– Два набора документов, – заметил Хью, – нет смысла держать, если все в них совпадает. Предполагаю, что настоящую бухгалтерию он держал дома, а ту, что оставалась здесь, он сварганил специально для показа артистам, тем, кто подозревал его в обмане и жаждал самолично ознакомиться с цифрами.
Чили опять перевел взгляд на Эди. Он глядел на нее так пристально, что заметил даже веснушки у нее на груди, которых раньше не замечал. Он разглядывал ее низко вырезанное черное льняное платье с короткой юбкой, обнажавшей ноги на высоких каблуках.
Он сказал:
– Может быть, стоит показать Хью настоящие документы, чтобы мы поняли, на каком мы свете?
– Я просто думала, что это точный дубликат, – сказала Эди, – и что Томми вернул его обратно. – Она бросила взгляд на раскрытые бухгалтерские книги на столе у Хью, помолчала. – Думаете, те, что дома, отличаются?
– Если нет, – сказал Хью, – то лавочку можно уже закрывать, а нам – увольняться.
– Значит, успех всего дела в моих руках, – сказала Эди и повернулась к Чили всем корпусом, с книгами в руках. – Так я участвую в картине, а, Чил?

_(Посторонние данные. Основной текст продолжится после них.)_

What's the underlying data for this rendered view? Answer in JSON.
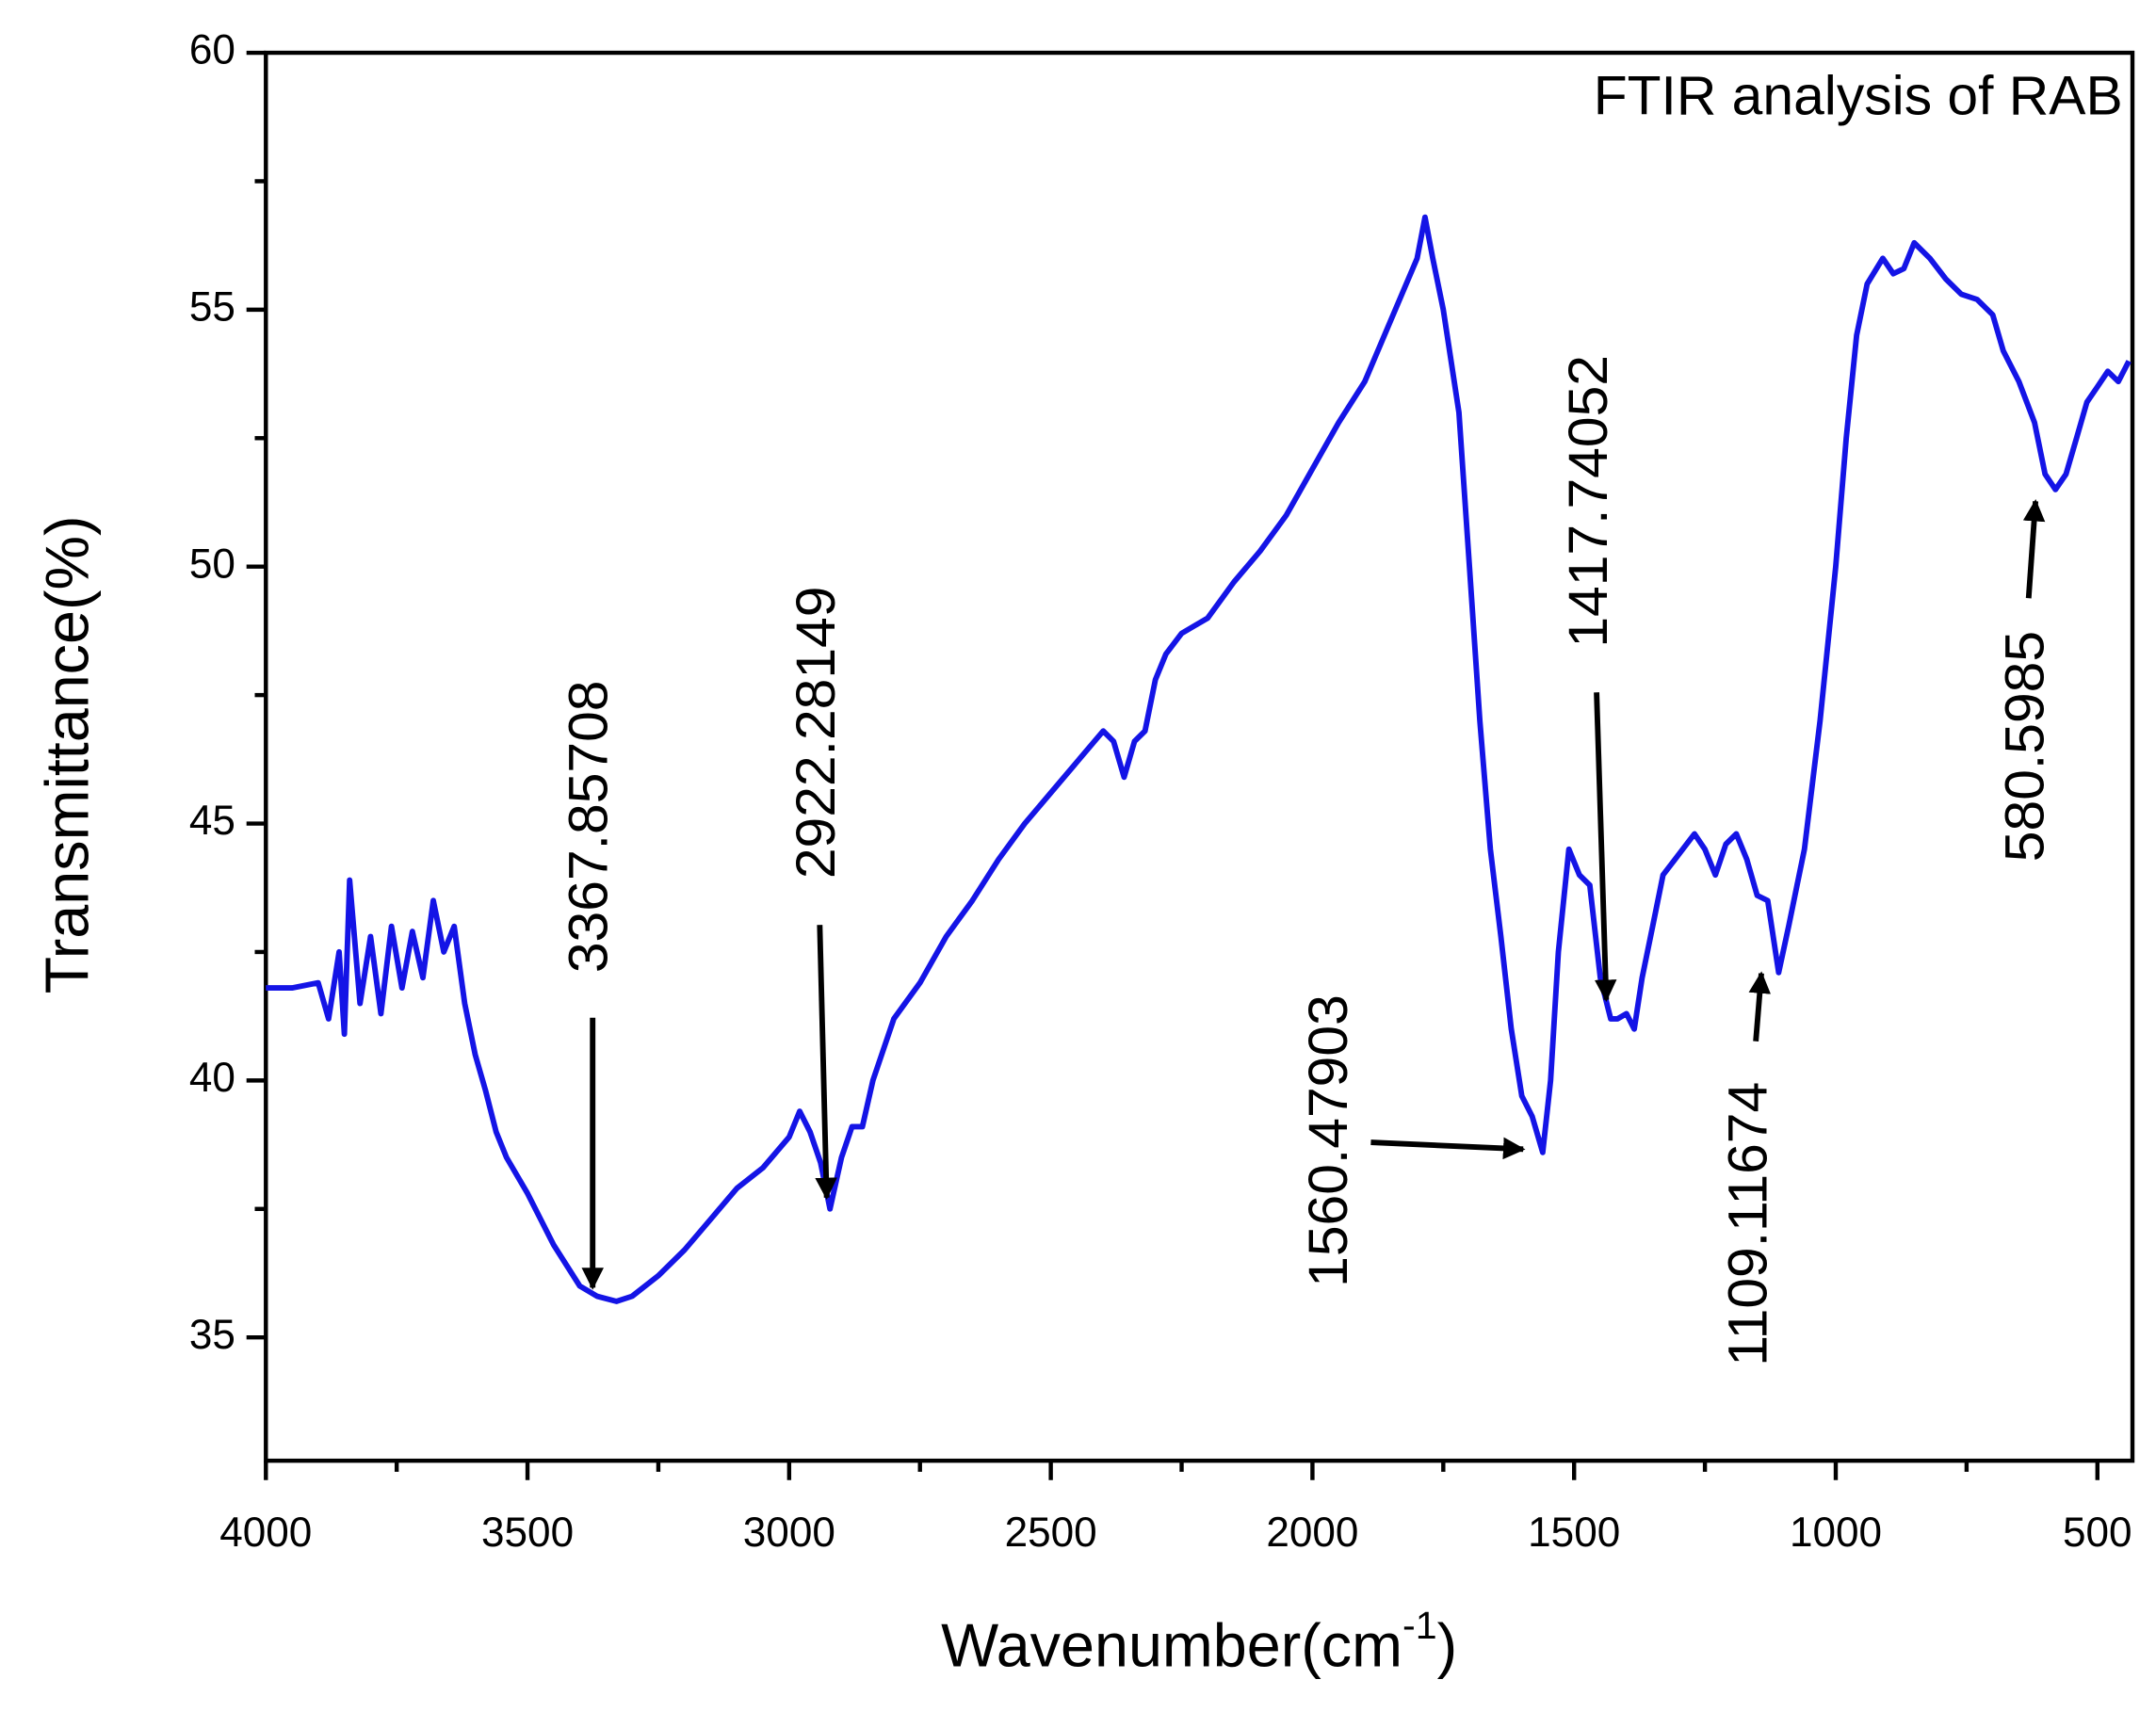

Тиффани вышла с ними из задней двери, провожая до студии. Она допытывалась, что имела в виду Эди. Она что, спрашивала, будет ли сама играть или кто-то получит ее роль? Чили сказал, что не знает. Так почему же он не спросил ее, продолжала Тиффани, вместо того чтобы заверять в том, как она ему необходима? Остановившись возле блочного флигеля на заднем дворе, он обернулся к Тиффани.
– Мне неинтересно, что она имела в виду, – сказал он, – и я не занимаюсь подбором исполнителей. Единственное, что мне пока надо, это выяснить, есть ли у меня какая-нибудь перспектива. И больше ничего, – добавил он, стараясь скрыть раздражение. – Понятно?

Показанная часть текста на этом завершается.